I worship the Lord Jesus with all my heart and all my soul. In him, through him, and by him, we are all redeemed in the oneness of his unyielding majesty. Only now do I understand that Jesus came down to earth to sanctify our sins and to redeem us from evil.
Fellow Casuals, I took the opportunity afforded by the cancellation of yesterday's game against Teddington to welcome Jesus into my heart by paying a visit to my local church. I had been a sinner - mired in concupiscence, consorting with painted jades, confusing my teammates by looking in the wrong direction when taking throw-ins.
But I have vowed to sin no longer. Henceforth I will bask in the refulgence of the Lord Jesus’s glory every Sunday from 10.30 in the morning...

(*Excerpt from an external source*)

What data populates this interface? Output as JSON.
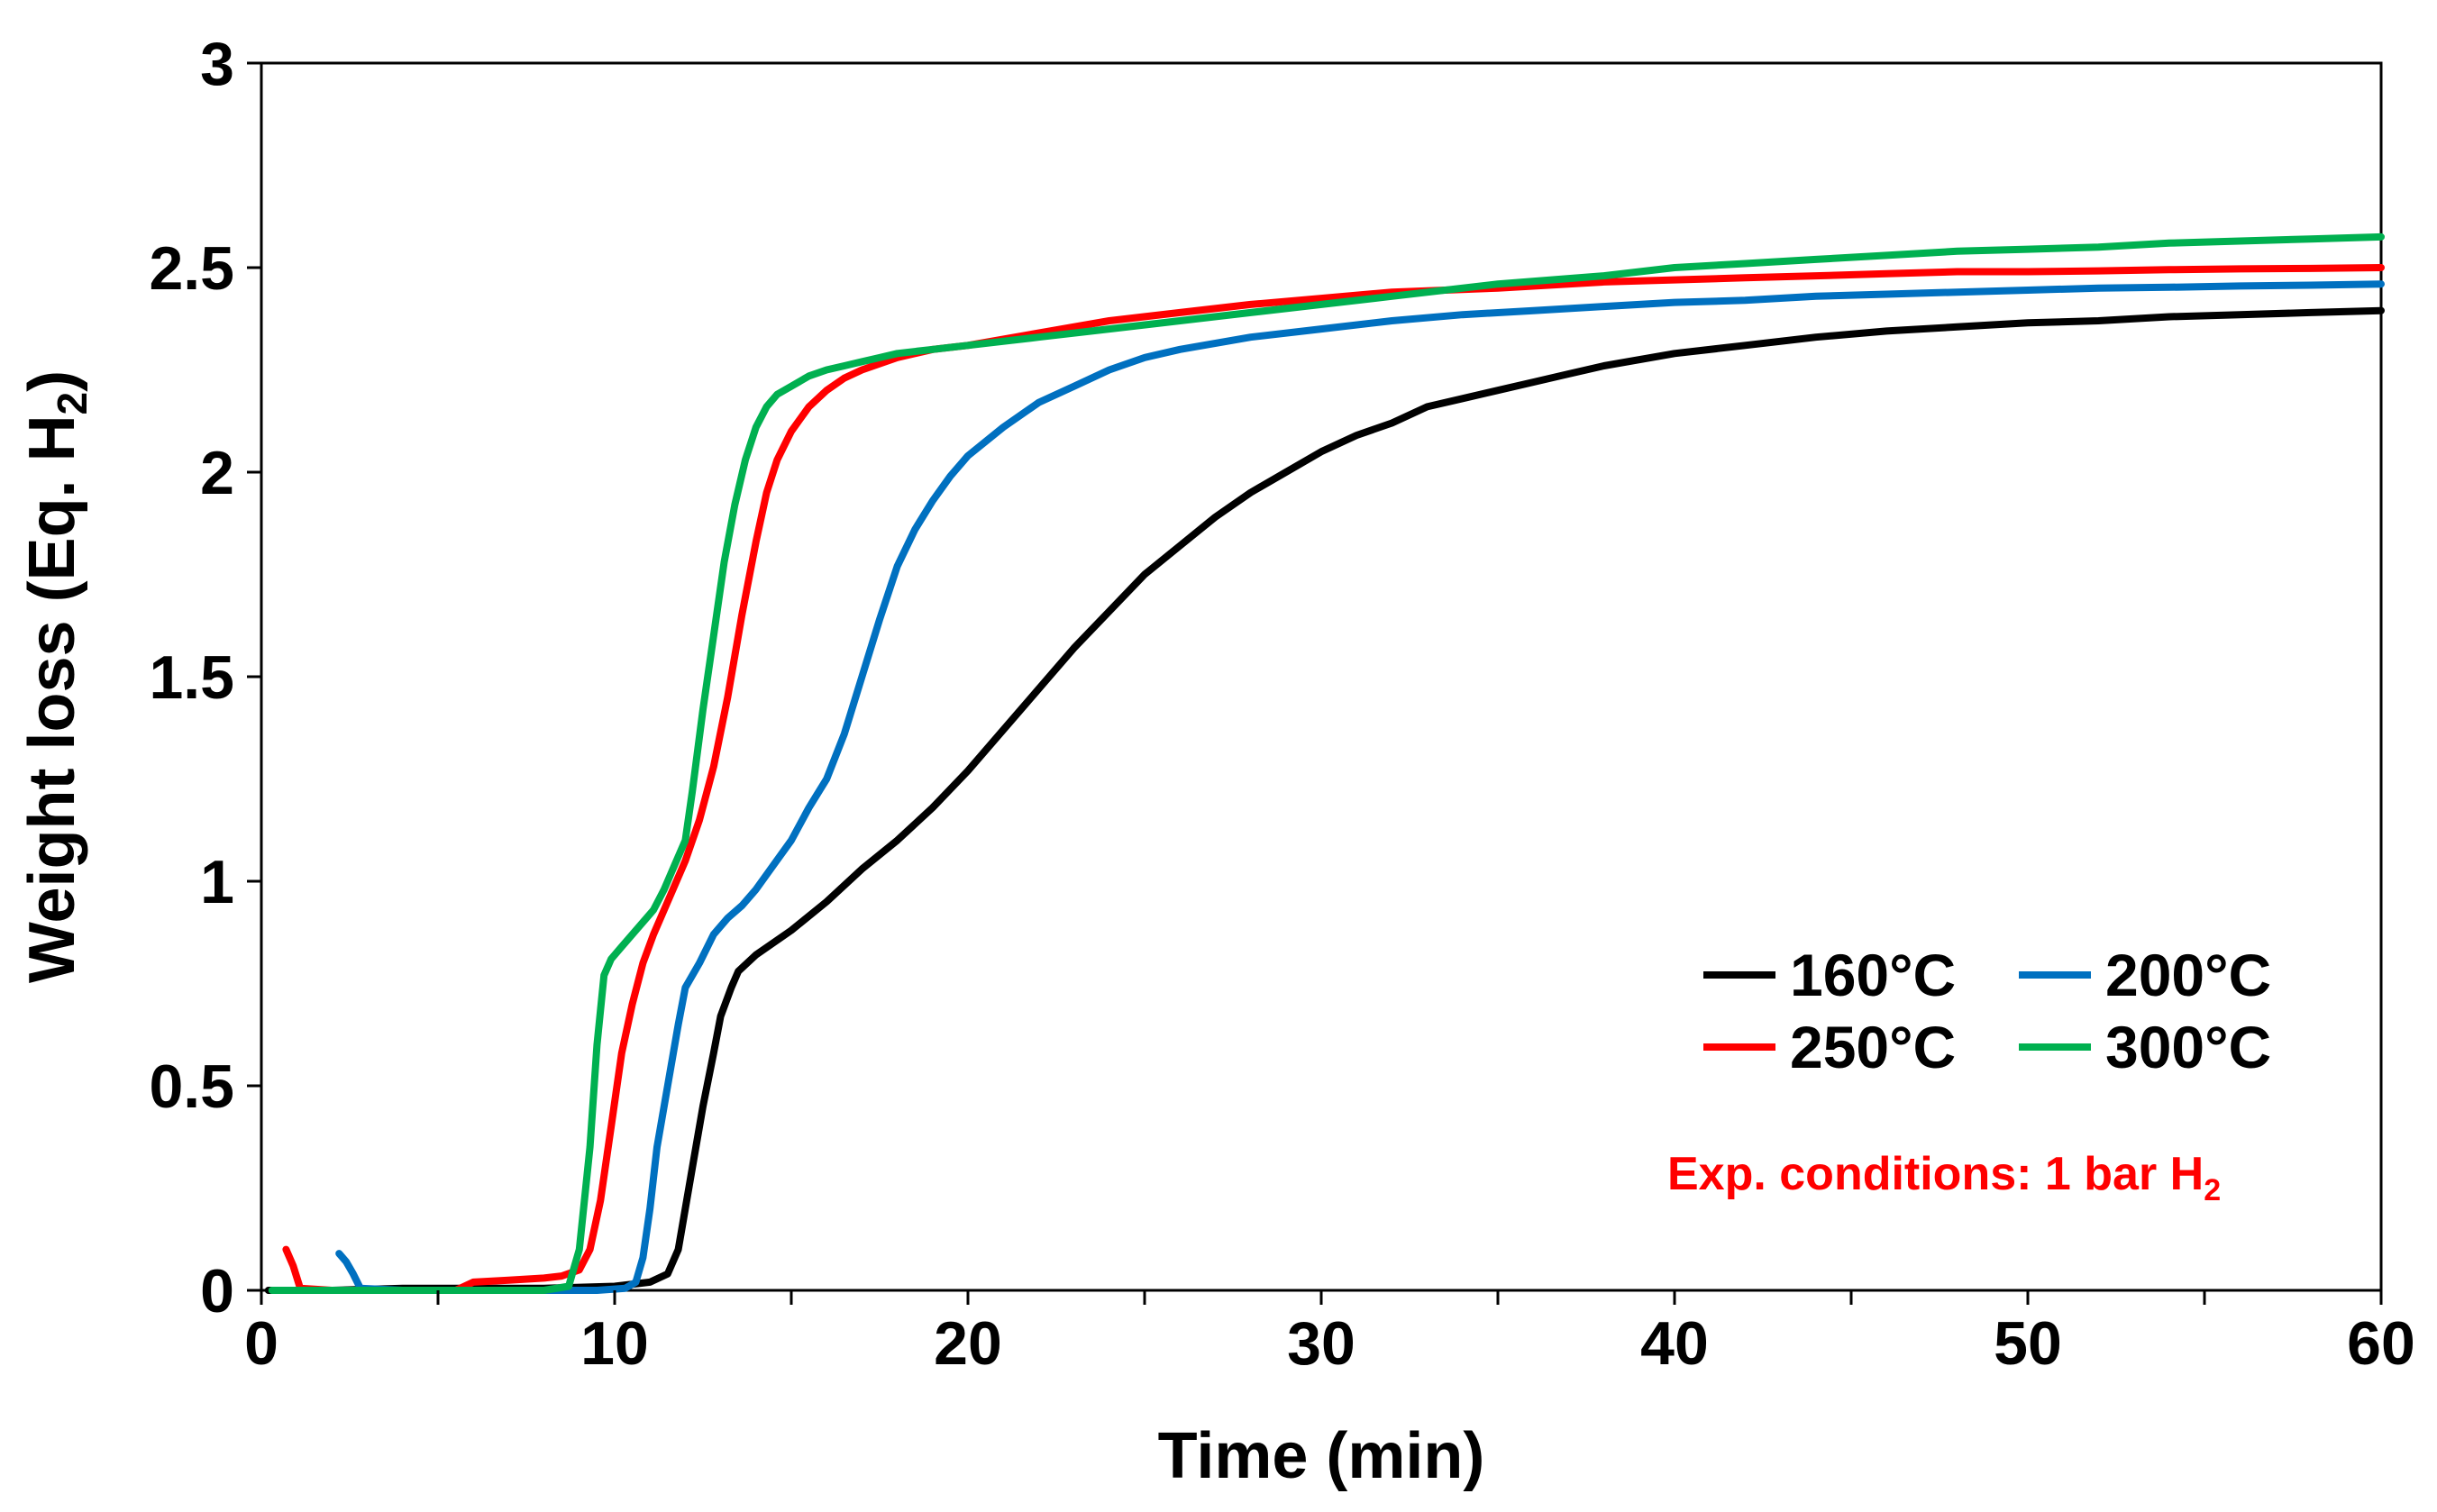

Let the above ramblings be a lesson to you to be on your guard the next time a game is cancelled on Sunday morning. Too many cancellations, and you're liable to end up talking and thinking like one of those characters in A Pilgrim's Progress (example: "This miry slough is such a place as cannot be mended: it is the descent whither the scum and filth that attends conviction for sin doth continually run, and therefore it is called the Slough of Despond." Could John Bunyon be talking about the Dekker sports ground after a heavy downpour?)
That's because people with little to divert them before lunchtime on Sunday end up doing strange, unpredictable things like visiting the municipal dump or going shopping for Christmas presents or, most perplexing of all, going to church. The devil, my friends, finds work for idle veterans.
And once you’re in church, and the thurible gets swinging, and the incense starts to billow, and the candles flicker, and the bells start to jingle-jangle, and the priest intones, and the footsteps echo through the canyons of your mind… Before you know it you’re overcome and you’re beginning to think that maybe spending a winter’s Sunday morning standing up and kneeling down and sitting down in a nice warm church is actually preferable to running about like the proverbial fly with a blue bottom in the cold rain while being abused by your fellow Casuals and hacked down by your opponents. Well, it isn’t.
Some of you may indeed be of a religious persuasion, so I won’t keep going on about it. But just remember this. At the hour of your death, as your entire life flashes through your mind, what would you prefer to look back on: a succession of Sunday mornings spent hobbling around to no obvious effect over a patch of grass while your partner seethes quietly at home, or a life inspired by the example of Jesus, a life led with dignity, fortitude and respect for your fellow human being? No contest, really.